= Modeling and Analysis of Real Time and Embedded systems =

Modeling and Analysis of Real Time and Embedded systems also known as MARTE is the OMG standard for modeling real-time and embedded applications with UML2.

== Description ==
The UML modeling language has been extended by the OMG consortium to support model-driven development of real-time and embedded application. This extension has been defined via a UML2 profile called MARTE (Modeling and Analysis of Real-Time and Embedded systems). It consists mainly of four parts:
- a core framework defining the basic concepts required to support real-time and embedded domain.
- a first specialization (refinement) of this core package to support pure modeling of applications (e.g. hardware and software platform modeling).
- a second specialization (refinement) of this core package to support quantitative analysis of UML2 models, specially schedulability and performance analysis.
- a last part gathering all the MARTE annexes such as the one defining a textual language for value specification within UML2 models, and the one conflating the standard MARTE model libraries dedicated to RT/E system modeling.

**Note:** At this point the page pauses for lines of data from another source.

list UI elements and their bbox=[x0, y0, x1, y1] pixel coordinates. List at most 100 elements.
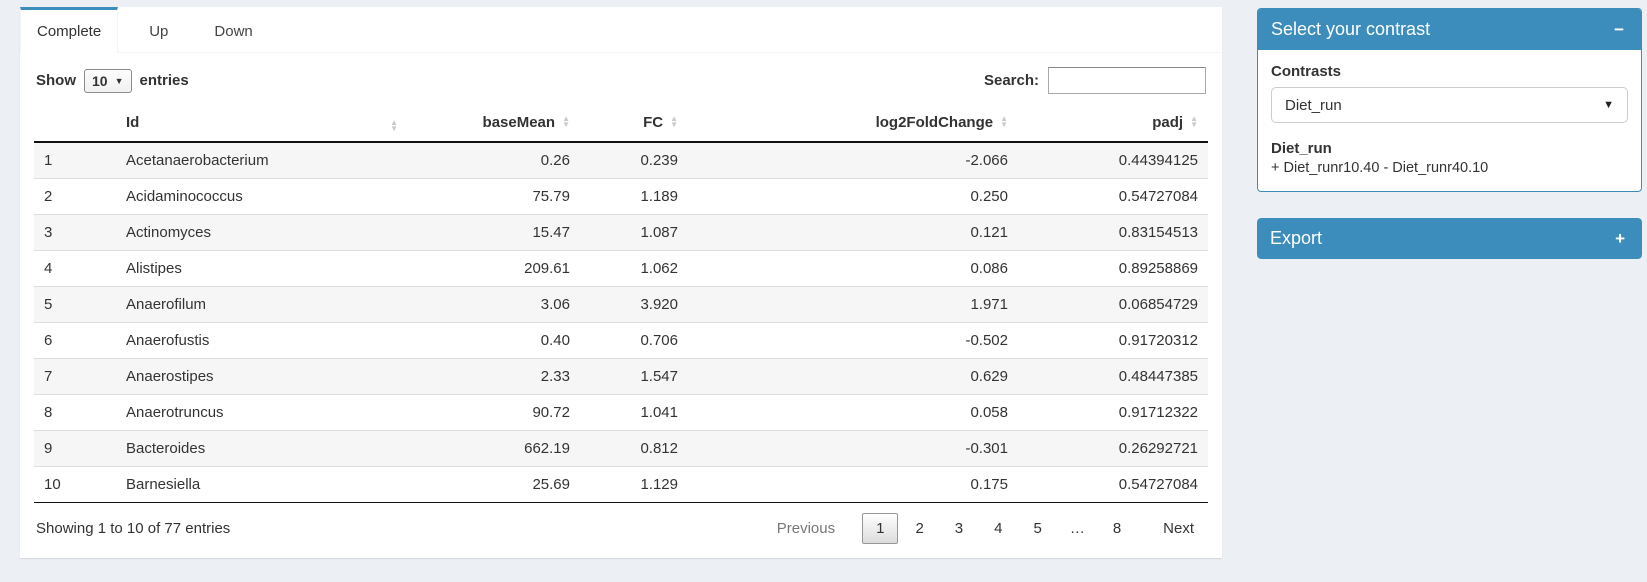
cell-basemean: 90.72 bbox=[408, 394, 580, 431]
cell-id: Alistipes bbox=[116, 250, 408, 287]
search-input[interactable] bbox=[1048, 67, 1206, 94]
row-index: 4 bbox=[34, 250, 116, 287]
table-row[interactable]: 5 Anaerofilum 3.06 3.920 1.971 0.0685472… bbox=[34, 286, 1208, 323]
cell-padj: 0.54727084 bbox=[1018, 466, 1208, 503]
contrast-formula: + Diet_runr10.40 - Diet_runr40.10 bbox=[1271, 160, 1489, 176]
table-row[interactable]: 4 Alistipes 209.61 1.062 0.086 0.8925886… bbox=[34, 250, 1208, 287]
cell-basemean: 662.19 bbox=[408, 430, 580, 467]
column-header-padj[interactable]: padj ▲ ▼ bbox=[1018, 108, 1208, 143]
pagination-page-1[interactable]: 1 bbox=[862, 513, 899, 544]
cell-padj: 0.89258869 bbox=[1018, 250, 1208, 287]
cell-log2foldchange: -2.066 bbox=[688, 141, 1018, 179]
cell-id: Anaerofustis bbox=[116, 322, 408, 359]
cell-fc: 3.920 bbox=[580, 286, 688, 323]
sidebar: Select your contrast − Contrasts Diet_ru… bbox=[1257, 8, 1642, 285]
pagination-next-button[interactable]: Next bbox=[1163, 520, 1194, 537]
table-header-row: Id ▲ ▼ baseMean ▲ ▼ FC ▲ ▼ log2FoldChange ▲ ▼ pa… bbox=[34, 108, 1208, 143]
table-row[interactable]: 6 Anaerofustis 0.40 0.706 -0.502 0.91720… bbox=[34, 322, 1208, 359]
cell-id: Anaerofilum bbox=[116, 286, 408, 323]
show-label: Show bbox=[36, 72, 76, 89]
table-row[interactable]: 9 Bacteroides 662.19 0.812 -0.301 0.2629… bbox=[34, 430, 1208, 467]
cell-padj: 0.48447385 bbox=[1018, 358, 1208, 395]
pagination-page-4[interactable]: 4 bbox=[994, 520, 1003, 537]
column-header-basemean[interactable]: baseMean ▲ ▼ bbox=[408, 108, 580, 143]
cell-fc: 1.062 bbox=[580, 250, 688, 287]
table-row[interactable]: 10 Barnesiella 25.69 1.129 0.175 0.54727… bbox=[34, 466, 1208, 503]
sort-icon: ▲ ▼ bbox=[1190, 114, 1198, 130]
table-row[interactable]: 1 Acetanaerobacterium 0.26 0.239 -2.066 … bbox=[34, 141, 1208, 179]
contrast-panel-title: Select your contrast bbox=[1271, 19, 1431, 39]
table-row[interactable]: 2 Acidaminococcus 75.79 1.189 0.250 0.54… bbox=[34, 178, 1208, 215]
results-tabs: Complete Up Down bbox=[20, 7, 1222, 53]
contrasts-label: Contrasts bbox=[1271, 63, 1342, 80]
sort-icon: ▲ ▼ bbox=[562, 114, 570, 130]
cell-padj: 0.91720312 bbox=[1018, 322, 1208, 359]
cell-log2foldchange: 0.629 bbox=[688, 358, 1018, 395]
cell-basemean: 0.40 bbox=[408, 322, 580, 359]
export-panel-header: Export + bbox=[1257, 218, 1642, 259]
results-card: Complete Up Down Show 10 ▼ entries Searc… bbox=[20, 7, 1222, 558]
pagination-page-3[interactable]: 3 bbox=[954, 520, 964, 537]
table-panel: Show 10 ▼ entries Search: Id ▲ ▼ base bbox=[20, 53, 1222, 558]
export-panel: Export + bbox=[1257, 218, 1642, 259]
contrast-select[interactable]: Diet_run ▼ bbox=[1271, 87, 1628, 123]
cell-log2foldchange: 0.086 bbox=[688, 250, 1018, 287]
chevron-down-icon: ▼ bbox=[114, 75, 124, 86]
sort-icon: ▲ ▼ bbox=[670, 114, 678, 130]
cell-fc: 0.706 bbox=[580, 322, 688, 359]
page-length-control: Show 10 ▼ entries bbox=[36, 68, 189, 93]
cell-fc: 1.129 bbox=[580, 466, 688, 503]
cell-padj: 0.83154513 bbox=[1018, 214, 1208, 251]
cell-basemean: 209.61 bbox=[408, 250, 580, 287]
column-header-id[interactable]: Id ▲ ▼ bbox=[116, 108, 408, 143]
cell-padj: 0.44394125 bbox=[1018, 141, 1208, 179]
cell-padj: 0.54727084 bbox=[1018, 178, 1208, 215]
contrast-panel: Select your contrast − Contrasts Diet_ru… bbox=[1257, 8, 1642, 192]
tab-complete[interactable]: Complete bbox=[20, 7, 119, 53]
column-header-log2foldchange[interactable]: log2FoldChange ▲ ▼ bbox=[688, 108, 1018, 143]
cell-basemean: 3.06 bbox=[408, 286, 580, 323]
cell-log2foldchange: 0.250 bbox=[688, 178, 1018, 215]
entries-label: entries bbox=[139, 72, 189, 89]
table-info: Showing 1 to 10 of 77 entries bbox=[36, 520, 231, 537]
row-index: 6 bbox=[34, 322, 116, 359]
cell-padj: 0.26292721 bbox=[1018, 430, 1208, 467]
cell-basemean: 0.26 bbox=[408, 141, 580, 179]
pagination-page-2[interactable]: 2 bbox=[915, 520, 924, 537]
cell-id: Bacteroides bbox=[116, 430, 408, 467]
sort-icon: ▲ ▼ bbox=[390, 118, 398, 133]
cell-padj: 0.06854729 bbox=[1018, 286, 1208, 323]
table-search-control: Search: bbox=[984, 67, 1206, 94]
cell-id: Anaerotruncus bbox=[116, 394, 408, 431]
chevron-down-icon: ▼ bbox=[1603, 99, 1614, 111]
results-table: Id ▲ ▼ baseMean ▲ ▼ FC ▲ ▼ log2FoldChange ▲ ▼ pa… bbox=[34, 108, 1208, 503]
cell-log2foldchange: -0.301 bbox=[688, 430, 1018, 467]
pagination-previous-button[interactable]: Previous bbox=[776, 520, 836, 537]
tab-down[interactable]: Down bbox=[214, 23, 253, 40]
pagination-page-8[interactable]: 8 bbox=[1112, 520, 1122, 537]
cell-basemean: 25.69 bbox=[408, 466, 580, 503]
pagination-page-5[interactable]: 5 bbox=[1033, 520, 1042, 537]
pagination-ellipsis: … bbox=[1069, 520, 1085, 537]
cell-padj: 0.91712322 bbox=[1018, 394, 1208, 431]
tab-up[interactable]: Up bbox=[149, 23, 169, 40]
cell-basemean: 75.79 bbox=[408, 178, 580, 215]
page-length-value: 10 bbox=[92, 72, 108, 89]
table-row[interactable]: 3 Actinomyces 15.47 1.087 0.121 0.831545… bbox=[34, 214, 1208, 251]
cell-log2foldchange: 1.971 bbox=[688, 286, 1018, 323]
cell-fc: 1.189 bbox=[580, 178, 688, 215]
cell-id: Anaerostipes bbox=[116, 358, 408, 395]
table-row[interactable]: 7 Anaerostipes 2.33 1.547 0.629 0.484473… bbox=[34, 358, 1208, 395]
table-row[interactable]: 8 Anaerotruncus 90.72 1.041 0.058 0.9171… bbox=[34, 394, 1208, 431]
cell-fc: 0.812 bbox=[580, 430, 688, 467]
cell-fc: 1.547 bbox=[580, 358, 688, 395]
contrast-panel-header: Select your contrast − bbox=[1258, 9, 1641, 50]
row-index: 5 bbox=[34, 286, 116, 323]
export-panel-title: Export bbox=[1270, 228, 1323, 248]
column-header-fc[interactable]: FC ▲ ▼ bbox=[580, 108, 688, 143]
row-index: 10 bbox=[34, 466, 116, 503]
expand-icon[interactable]: + bbox=[1615, 229, 1625, 248]
cell-id: Actinomyces bbox=[116, 214, 408, 251]
collapse-icon[interactable]: − bbox=[1614, 20, 1624, 39]
page-length-select[interactable]: 10 ▼ bbox=[84, 68, 132, 93]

The MARTE specification is publicly available on the OMG web site. Currently, two open-source tools are available for system modeling using the MARTE profile: Modelio provides an open source modeling environment for designing high level UML models using the MARTE profile, and also provides guidelines on the utilization of MARTE profile; while an open-source implementation based on Eclipse of the MARTE profile is available in Papyrus UML. This latter is running within the Eclipse UML2 plug-in and within the open-source tool for UML2 Papyrus.

== Core ==
The core part of MARTE is made of five chapters.
- CoreElements;
- Non-Functional Properties: This chapter specifies some notations to define various kinds of values related to physical quantities: time, mass, energy;
- Time: This chapter defines a rich model of time that supports both the definition of physical and logical time properties;. It comes with a companion language called CCSL defined as an annex.
- Generic Resource Modeling: This chapter offers extensions required to model a general platform for executing real-time embedded applications;
- Allocation Modeling: Finally, this chapter defines a notion of allocation to allocate application elements onto the execution platforms. A specific attention has been given to maintain compatibility with SysML allocation mechanism.